Greater sage-grouse.
Greater sage grouse. | Photo by U.S. Fish and Wildlife Service, courtesy of Wikipedia.

The memo, which Greenwire obtained from a separate source, is one of several guidance documents BLM is developing that will clarify how it implements new sage grouse land-use plans governing grazing, oil and gas drilling, mining, renewable energy and other activities across roughly 50 million acres in 10 states.

As reaction to the draft grazing memo suggests, there will be some discord along the way. BLM is hosting several internal and external meetings this month and gathering feedback from task force members to try to smooth out concerns.

Interior Department officials said edits are being made and final guidance documents are due for late spring or early summer.

"These early draft Instruction Memorandums (IMs) are not currently in use and the BLM expects them to change and in some cases significantly, based on feedback gathered over the next several weeks from workshops and informal, internal and external input,” said Interior spokeswoman Jessica Kershaw.

The land-use plans BLM finalized last September were a key step in ensuring that the Fish and Wildlife Service did not have to list sage grouse under ESA. The new guidance documents are designed to ensure that the plans are implemented consistently and effectively by BLM’s field officers so grouse populations remain robust. FWS plans to revisit the bird’s status in five years.

"Right now, it’s a lot of all paper birds and paper habitat until we actually see these management actions manifest on the ground," said Ed Arnett, a wildlife biologist for the Theodore Roosevelt Conservation Partnership. "That’s why implementation is so critical. The Fish and Wildlife Service really did make a [listing] decision based on future activities."

The way in which the instruction memos are written could also have big ramifications for ranchers, oil and gas drillers, and other public lands users whose activities can disturb grouse.

Top Interior officials in recent weeks have met with BLM field staff in several states as well as Forest Service, Fish and Wildlife Service, U.S. Geological Survey and Natural Resources Conservation Service personnel to seek feedback on how to implement the plans.

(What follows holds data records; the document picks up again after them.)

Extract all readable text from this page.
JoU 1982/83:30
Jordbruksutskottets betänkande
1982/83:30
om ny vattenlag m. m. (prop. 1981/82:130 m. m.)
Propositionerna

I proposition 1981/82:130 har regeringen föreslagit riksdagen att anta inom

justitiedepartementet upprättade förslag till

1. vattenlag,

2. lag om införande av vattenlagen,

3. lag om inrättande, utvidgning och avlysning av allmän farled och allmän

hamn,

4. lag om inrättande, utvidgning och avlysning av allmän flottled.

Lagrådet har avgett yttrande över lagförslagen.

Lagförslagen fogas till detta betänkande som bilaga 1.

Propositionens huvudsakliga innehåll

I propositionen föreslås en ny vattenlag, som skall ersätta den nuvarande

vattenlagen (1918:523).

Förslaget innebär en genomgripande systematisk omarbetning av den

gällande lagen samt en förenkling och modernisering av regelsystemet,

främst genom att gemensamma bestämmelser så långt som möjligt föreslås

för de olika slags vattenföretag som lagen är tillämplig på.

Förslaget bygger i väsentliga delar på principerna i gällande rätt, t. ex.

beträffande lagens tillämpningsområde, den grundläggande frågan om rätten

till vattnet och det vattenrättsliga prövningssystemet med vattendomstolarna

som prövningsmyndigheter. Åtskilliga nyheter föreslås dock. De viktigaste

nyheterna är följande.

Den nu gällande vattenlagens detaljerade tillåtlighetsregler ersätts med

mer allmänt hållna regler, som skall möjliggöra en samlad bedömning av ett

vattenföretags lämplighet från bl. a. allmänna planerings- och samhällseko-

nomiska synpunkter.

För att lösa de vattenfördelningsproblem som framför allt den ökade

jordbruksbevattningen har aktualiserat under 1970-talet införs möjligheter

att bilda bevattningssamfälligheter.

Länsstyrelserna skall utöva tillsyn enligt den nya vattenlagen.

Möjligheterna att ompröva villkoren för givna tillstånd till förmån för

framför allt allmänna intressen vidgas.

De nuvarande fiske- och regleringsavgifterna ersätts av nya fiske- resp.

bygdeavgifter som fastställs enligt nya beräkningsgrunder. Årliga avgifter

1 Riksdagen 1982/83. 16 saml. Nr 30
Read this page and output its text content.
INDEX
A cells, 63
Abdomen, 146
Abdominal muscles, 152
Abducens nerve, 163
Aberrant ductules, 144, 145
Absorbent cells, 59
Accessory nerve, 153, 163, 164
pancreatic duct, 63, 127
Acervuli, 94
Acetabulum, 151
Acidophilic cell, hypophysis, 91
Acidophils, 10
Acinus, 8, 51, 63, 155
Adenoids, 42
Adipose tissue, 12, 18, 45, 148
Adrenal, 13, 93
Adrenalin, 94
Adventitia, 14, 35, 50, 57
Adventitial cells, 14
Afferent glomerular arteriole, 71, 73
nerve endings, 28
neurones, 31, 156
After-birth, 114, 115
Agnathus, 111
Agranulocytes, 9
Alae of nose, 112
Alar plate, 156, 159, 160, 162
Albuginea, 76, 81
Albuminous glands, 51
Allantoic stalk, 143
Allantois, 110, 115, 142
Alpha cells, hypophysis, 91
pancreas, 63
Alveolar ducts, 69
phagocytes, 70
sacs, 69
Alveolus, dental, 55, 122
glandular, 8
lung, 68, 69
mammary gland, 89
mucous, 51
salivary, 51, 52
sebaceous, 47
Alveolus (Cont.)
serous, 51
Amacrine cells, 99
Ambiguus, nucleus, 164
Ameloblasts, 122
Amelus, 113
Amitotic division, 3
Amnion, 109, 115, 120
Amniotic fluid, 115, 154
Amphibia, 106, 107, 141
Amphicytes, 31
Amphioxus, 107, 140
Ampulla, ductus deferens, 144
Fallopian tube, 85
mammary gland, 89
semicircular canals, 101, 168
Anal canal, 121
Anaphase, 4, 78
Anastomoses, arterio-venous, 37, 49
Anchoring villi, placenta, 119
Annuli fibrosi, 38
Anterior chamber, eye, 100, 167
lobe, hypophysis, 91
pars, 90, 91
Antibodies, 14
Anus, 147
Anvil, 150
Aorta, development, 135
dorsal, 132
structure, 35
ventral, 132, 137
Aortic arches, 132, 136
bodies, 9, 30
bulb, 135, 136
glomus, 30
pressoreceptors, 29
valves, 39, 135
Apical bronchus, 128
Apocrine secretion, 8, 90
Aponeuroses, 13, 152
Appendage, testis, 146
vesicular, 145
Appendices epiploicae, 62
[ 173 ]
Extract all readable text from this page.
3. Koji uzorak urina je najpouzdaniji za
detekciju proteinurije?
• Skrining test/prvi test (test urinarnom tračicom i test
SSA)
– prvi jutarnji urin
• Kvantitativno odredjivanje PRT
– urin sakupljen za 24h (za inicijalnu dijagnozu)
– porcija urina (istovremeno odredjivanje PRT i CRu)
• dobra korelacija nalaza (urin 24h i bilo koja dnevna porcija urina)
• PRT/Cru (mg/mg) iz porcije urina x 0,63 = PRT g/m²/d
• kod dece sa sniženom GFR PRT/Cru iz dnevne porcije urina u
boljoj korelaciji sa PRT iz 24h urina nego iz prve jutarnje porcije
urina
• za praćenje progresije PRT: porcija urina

This week and next, BLM is hosting stakeholder workshops in Grand Junction, Colo.; Cheyenne, Wyo.; Billings, Mont.; Salt Lake City; Reno, Nev.; Boise, Idaho; and Bend, Ore., to discuss how the grouse plans will be implemented at the ground level. Major themes at the workshops will include adaptive management, grazing, mitigation, oil and gas drilling, and surface disturbance.

"Implementing the plans is going to be just as challenging, if not more challenging, than writing them," said Sarah Greenberger, a key adviser to Interior Secretary Sally Jewell on sage grouse.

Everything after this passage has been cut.